The first part of the following account of the species, Macrerpeton huxleyi Cope, is a quotation of Cope's description ([123]) of the type specimen, and the second part deals with the description of the new material. Cope says the species is
"Represented by a considerable portion of the face and muzzle of a single individual. A portion of the left mandible, supporting three teeth, remains in place, and almost the entire boundary of the right orbit is preserved.
"The fragment indicates a much larger species than any other referred to the genus, and, next to the Leptophractus obsoletus, the largest of the Batrachians of the Ohio Coal Measures. Without more complete remains, it is not easy to determine its generic relations finally.
"The form of the head is probably elongate, and the muzzle neither very obtuse nor elongate. The orbit is rather small, and near the middle of the length of the specimen, which is, however, incomplete at both ends. The sculpture of the surface of the head posterior to the orbits, as well as round their borders and for some distance in front of them, consists of a rather coarse pitting. On the middle line, between the orbits and on the muzzle, the intervals become narrower, and are confluent into transverse ridges or a delicate reticulation. The surface of the mandible displays a coarse reticulation.
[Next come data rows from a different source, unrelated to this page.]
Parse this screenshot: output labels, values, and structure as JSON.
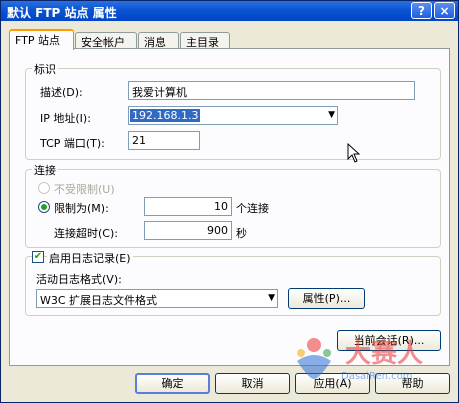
{
  "window": {
    "title": "默认 FTP 站点 属性",
    "help_btn": "?",
    "close_btn": "×"
  },
  "tabs": [
    {
      "label": "FTP 站点",
      "active": true
    },
    {
      "label": "安全帐户",
      "active": false
    },
    {
      "label": "消息",
      "active": false
    },
    {
      "label": "主目录",
      "active": false
    }
  ],
  "identification": {
    "title": "标识",
    "description_label": "描述(D):",
    "description_value": "我爱计算机",
    "ip_label": "IP 地址(I):",
    "ip_value": "192.168.1.3",
    "port_label": "TCP 端口(T):",
    "port_value": "21"
  },
  "connections": {
    "title": "连接",
    "unlimited_label": "不受限制(U)",
    "unlimited_selected": false,
    "limited_label": "限制为(M):",
    "limited_selected": true,
    "limit_value": "10",
    "limit_unit": "个连接",
    "timeout_label": "连接超时(C):",
    "timeout_value": "900",
    "timeout_unit": "秒"
  },
  "logging": {
    "enable_label": "启用日志记录(E)",
    "enabled": true,
    "format_label": "活动日志格式(V):",
    "format_value": "W3C 扩展日志文件格式",
    "properties_btn": "属性(P)..."
  },
  "current_sessions_btn": "当前会话(R)...",
  "buttons": {
    "ok": "确定",
    "cancel": "取消",
    "apply": "应用(A)",
    "help": "帮助"
  },
  "watermark": {
    "text": "大赛人",
    "url": "DasaiRen.com"
  },
  "colors": {
    "titlebar": "#0a54d3",
    "accent_tab": "#ff9a00",
    "selection": "#316ac5"
  }
}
"The teeth are stoutly conic, and with delicately striate grooved cementum. They are slightly recurved.
"This species differs from the T. radiatus and T. obtusus in the absence of the area into which the sculpture is thrown.
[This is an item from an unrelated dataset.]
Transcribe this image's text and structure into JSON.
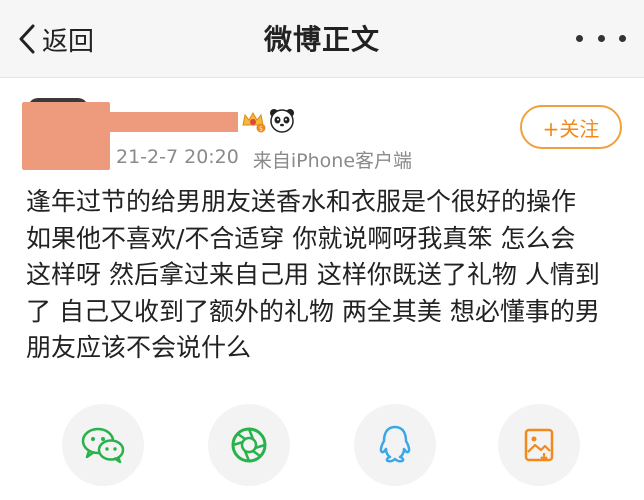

"Longitudinal diameter of orbit, 19 mm.; length of alveolar border supporting three teeth, 13 mm.; diameter of base of tooth, 3 mm.; eight pits in 10 mm.
"Dedicated to Professor T. H. Huxley, facile princeps among English systematists, and an important contributor to the knowledge of the extinct Batrachia."
The following discussion of the cranial elements, based on the writer's studies ([462], [465]) of the type, may be appended to Professor Cope's original description. The sutures bounding a few of the elements have been made out in part. The prefrontal element seems well assured. It lies well in front of the orbit, much as in the skull of Capitosaurus from the Keuper of Europe. The lacrimal is, apparently, a very large bone, though its entire extent is not assured.